"On the Web, people have the attention span of a lit match," said Tim Ash, co-founder, president and CEO of SiteTuners, a conversion rate optimization firm. "That's why your landing page needs to be focused and Zen-like, so the call to action immediately rises to the top."
Ash spoke in a session about landing page do's and don'ts at the recent Online Marketing Summit 2012 in San Diego. In the session, audience members offered up the URLs of their own pages for Ash's critique. We culled the following 10 tips from Ash's advice to the audience.
But first, some quick background about landing pages. A landing page is a Web page designed to promote or sell a product or a service, or to provide a navigational path to products or services. Often, the page is linked to from a direct marketing email or a pay-per-click ad relevant to the landing page's topic.
For instance, a Google AdWords ad that promotes automobile repair services would be linked to a stand-alone Web page describing the advertising repair shop's services in detail. A landing page's goal is usually to convert a visitor into a sales lead or customer.
Top 10 tips to Create Effective Landing Pages
1. Be clear about what you want visitors to do.
Too often, said Ash, landing pages lack focus, offer distracting elements, or don't quickly convey to the visitor what you want them to do, whether it's to call for more information, buy now, or delve deeper into the site.

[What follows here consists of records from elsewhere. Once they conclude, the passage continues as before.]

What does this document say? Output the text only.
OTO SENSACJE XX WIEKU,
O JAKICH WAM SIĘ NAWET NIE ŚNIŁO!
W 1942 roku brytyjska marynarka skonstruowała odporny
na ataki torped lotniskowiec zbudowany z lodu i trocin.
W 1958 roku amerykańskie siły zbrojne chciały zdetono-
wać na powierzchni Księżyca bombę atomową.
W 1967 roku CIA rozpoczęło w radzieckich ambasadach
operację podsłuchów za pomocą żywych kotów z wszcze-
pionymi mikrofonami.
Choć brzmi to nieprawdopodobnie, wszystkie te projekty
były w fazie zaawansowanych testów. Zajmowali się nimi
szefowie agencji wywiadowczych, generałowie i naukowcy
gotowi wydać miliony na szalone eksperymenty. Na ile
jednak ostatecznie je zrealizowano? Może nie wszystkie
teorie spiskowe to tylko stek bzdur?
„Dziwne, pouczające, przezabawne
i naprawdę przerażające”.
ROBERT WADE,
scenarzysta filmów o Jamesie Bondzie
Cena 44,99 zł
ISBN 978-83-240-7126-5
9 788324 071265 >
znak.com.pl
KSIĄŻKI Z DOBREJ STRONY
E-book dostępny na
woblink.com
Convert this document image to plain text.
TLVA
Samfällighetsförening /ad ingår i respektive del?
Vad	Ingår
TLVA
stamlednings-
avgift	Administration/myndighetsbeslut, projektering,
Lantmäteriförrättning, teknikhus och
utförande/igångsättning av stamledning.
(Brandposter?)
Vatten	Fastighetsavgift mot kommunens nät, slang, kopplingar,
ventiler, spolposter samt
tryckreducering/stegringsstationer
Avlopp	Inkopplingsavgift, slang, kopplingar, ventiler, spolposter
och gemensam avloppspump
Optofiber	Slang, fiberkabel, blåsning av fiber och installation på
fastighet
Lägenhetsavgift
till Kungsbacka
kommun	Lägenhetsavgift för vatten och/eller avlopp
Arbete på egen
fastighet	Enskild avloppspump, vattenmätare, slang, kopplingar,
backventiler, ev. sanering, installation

A successful landing page is hyper-focused, and its call to action is compelling and unmistakable.
2. Make sure your landing page loads quickly and provides relevant content.
When determining how to rank a page for a relevant keyword search, Google's algorithms take many factors into account -- including slow page-load times and high bounce rates. If your landing page takes too long to load (because it's loaded with Flash or other animations), odds are the page will not rank as highly in Google as another page might, Ash said.
Also, if the landing page's content doesn't follow up on the promise of an ad or other content that brought the visitor to the page, that visitor will quickly click away, which raises the page's bounce rate. (Bounce rate refers to the percentage of visitors who enter a website and then leave without viewing other pages on the site.)
3. Avoid rotating ad banners.
A rotating ad banner on a landing page indicates that "you've abdicated your editorial responsibility," Ash said. Too often, you give the landing page visitor multiple messages, which cause confusion and obfuscates your call to action. For example, a landing page's goal may be to offer navigation to help visitors dig deeper into the site. But, said Ash, "how am I going to do that with a big rotating banner ad distracting me?"
It's better to stick with one image that's clear and compelling -- and that supports the call to action. What's more, rotating ads are essentially animations that can "drag down your page's load time," which can adversely impact its Google search result ranking.
4. Don't distract visitors with photos of people.
"It's dangerous to have pictures of people, because visitors look at them and don't read the headline," Ash said. Given website visitors' short attention spans, do you really want them focused on people instead of something more important (like your call to action)?
5. Make images relevant.
Does the image (or images) on your landing page directly support the important conversion actions you want visitors to take? If the answer is no, get rid of the photos, Ash said. A pretty picture that conveys nothing about your business or the call to action is, at best, wasted space and, at worst, a lost opportunity to convert a prospect.